Texto sobre a mentira: O mentiroso, de Fabrício Carpinejar







Já convivi com uma mentirosa. Lembro que foi a pior experiência de todos os meus romances, a mais ingrata e a mais assustadora. Porque só sei do meu amor, não sei o amor que recebi. Não há nem despedida, a mulher se desintegra.

O falso e o verdadeiro se misturam e não mais definimos o que aconteceu.

A mentira corrompe, inclusive, o que foi honesto. Não sobra lembrança intacta.

Prepotência e megalomania disfarçam recalques e insegurança.



Mas não sinta pena do mentiroso. Ele não tem emoção. Ele trai um pouco por dia até não sentir mais nada. A mentira desenvolve a dissimulação, a frieza e o oportunismo.

São cyborgs da paixão,robocops da ternura.

Quem mente durante muito tempo anula a censura, não sofre com culpa e remorso, como acontece com as pessoas saudáveis.

A mentira é natural quando logo desfeita. Mas a que perdura esconde outras mentiras. Uma mentira nunca está sozinha. Aquele que mente na relação mente para a família mente para o trabalho mente para os amigos. Será uma mentira generalizada, sob o risco de surgir versões conflituosas.

E não acredite no arrependimento sem tratamento. A mentira é um distúrbio psicológico sério. O mentiroso também mentirá o perdão e a conversão súbita.

Não há como permanecer junto. É um duplo desgaste: conversar é conferir e desconfiar.

No relacionamento, a verdade é a base da convivência. Para ouvir e dar conselhos, para cuidar e ser cuidado, para acolher e ser acolhido.

Sem lealdade, não há casamento que fique de pé, não há amizade que fique sentada, não há sedução que fique deitada.
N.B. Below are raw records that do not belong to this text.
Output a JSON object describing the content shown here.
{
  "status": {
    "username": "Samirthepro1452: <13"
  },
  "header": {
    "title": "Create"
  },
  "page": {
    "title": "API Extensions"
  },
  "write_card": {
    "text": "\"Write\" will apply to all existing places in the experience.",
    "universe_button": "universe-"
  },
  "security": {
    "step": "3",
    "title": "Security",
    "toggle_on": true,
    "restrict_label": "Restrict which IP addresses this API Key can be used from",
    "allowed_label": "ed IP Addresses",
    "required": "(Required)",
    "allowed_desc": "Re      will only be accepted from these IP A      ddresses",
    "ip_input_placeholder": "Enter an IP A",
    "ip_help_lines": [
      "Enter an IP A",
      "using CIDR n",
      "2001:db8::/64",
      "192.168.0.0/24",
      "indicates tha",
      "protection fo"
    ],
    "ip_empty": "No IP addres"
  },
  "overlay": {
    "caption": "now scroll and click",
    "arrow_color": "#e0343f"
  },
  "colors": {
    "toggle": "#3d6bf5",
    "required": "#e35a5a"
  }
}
Casar com um mentiroso é viver duas vidas. Uma vida em que você acredita enquanto está junto. E uma vida totalmente desmentida pelos outros no momento em que você se separa.

O mentiroso tem regras. Apresento algumas delas, rezando para que não encontre nenhum desses replicantes em seu cotidiano:

- O mentiroso narra sua vida em ordem cronológica, para se convencer e não se perder no caminho. Guarda datas e horários de acontecimentos. Transmite a ideia de que sabe o passado de cor e possui o dom da memória.

- O mentiroso mente olhando nos olhos. Mas repare: sua boca é dura para falar. Não contrai os lábios ou ri daquilo que viveu.

- O mentiroso, quando pego em flagrante, dá um desconto em sua mentira. Ou seja, não desmente tudo, desmente parte. Para soar fidedigno o arrependimento.

- O mentiroso apenas conta a verdade em parcelas, de acordo com evidências fortes.

- O mentiroso é temperamental no momento das brigas, não sustenta a discussão. Ofende, desliga na cara, xinga, sai correndo, bate a porta. A passionalidade é uma proteção.

- O mentiroso tentará lhe convencer que você que é um mentiroso. Para se igualar. Desde o início da história de vocês.

- O mentiroso joga a culpa em sua companhia. Qualquer dúvida é loucura de sua parte, ciúme, obsessão, com objetivo de interromper a investigação. Terminará o relacionamento várias vezes quando se aproximar das incoerências.

- O mentiroso odeia ser interrompido, não é um bate-papo normal, esconde-se na educação. Primeiro fala e depois escuta. Todo mentiroso é educado demais.

- O mentiroso odeia excesso de perguntas, fica nervoso. Parece que deseja preservar sua privacidade, mas apenas não tem como se expor.

- O mentiroso tem surtos de euforia, não apresenta uma alegria constante, um humor estável. Ele está mais entusiasmado quando acabou de mentir.

- O mentiroso teme todos que mencionam seu nome. Cria intrigas para dispersar o círculo de confiança de sua companhia.

- O mentiroso descreverá histórias tristes de sua infância, destacará alguém próximo que mentiu e o quanto sofreu com as distorções.

- O mentiroso não tem amigos de vida inteira. São amigos episódicos, de fases, do trabalho e de festas, que somem e desaparecem.

- O mentiroso jamais emprega a autocrítica. Suas piadas se referem aos demais.

- O mentiroso dificilmente permanece por mais de um ano num emprego.

- O mentiroso esquece suas atitudes e condena as consequências. Como se as reações negativas fossem desvinculadas de um mal anterior, criado exatamente por ele.

- O mentiroso é moralista, defende a lealdade e a integridade, e costuma dizer que nunca mente. Ele ataca para não ser descoberto. É capaz de fazer um escândalo diante de uma mentira, como se fosse a maior aberração.

- O mentiroso não gosta que você crie laços próprios e independentes com a família dele e com seus conhecidos: "é minha mãe, é meu pai, é meu amigo, não se meta". Assim pode manipular à vontade.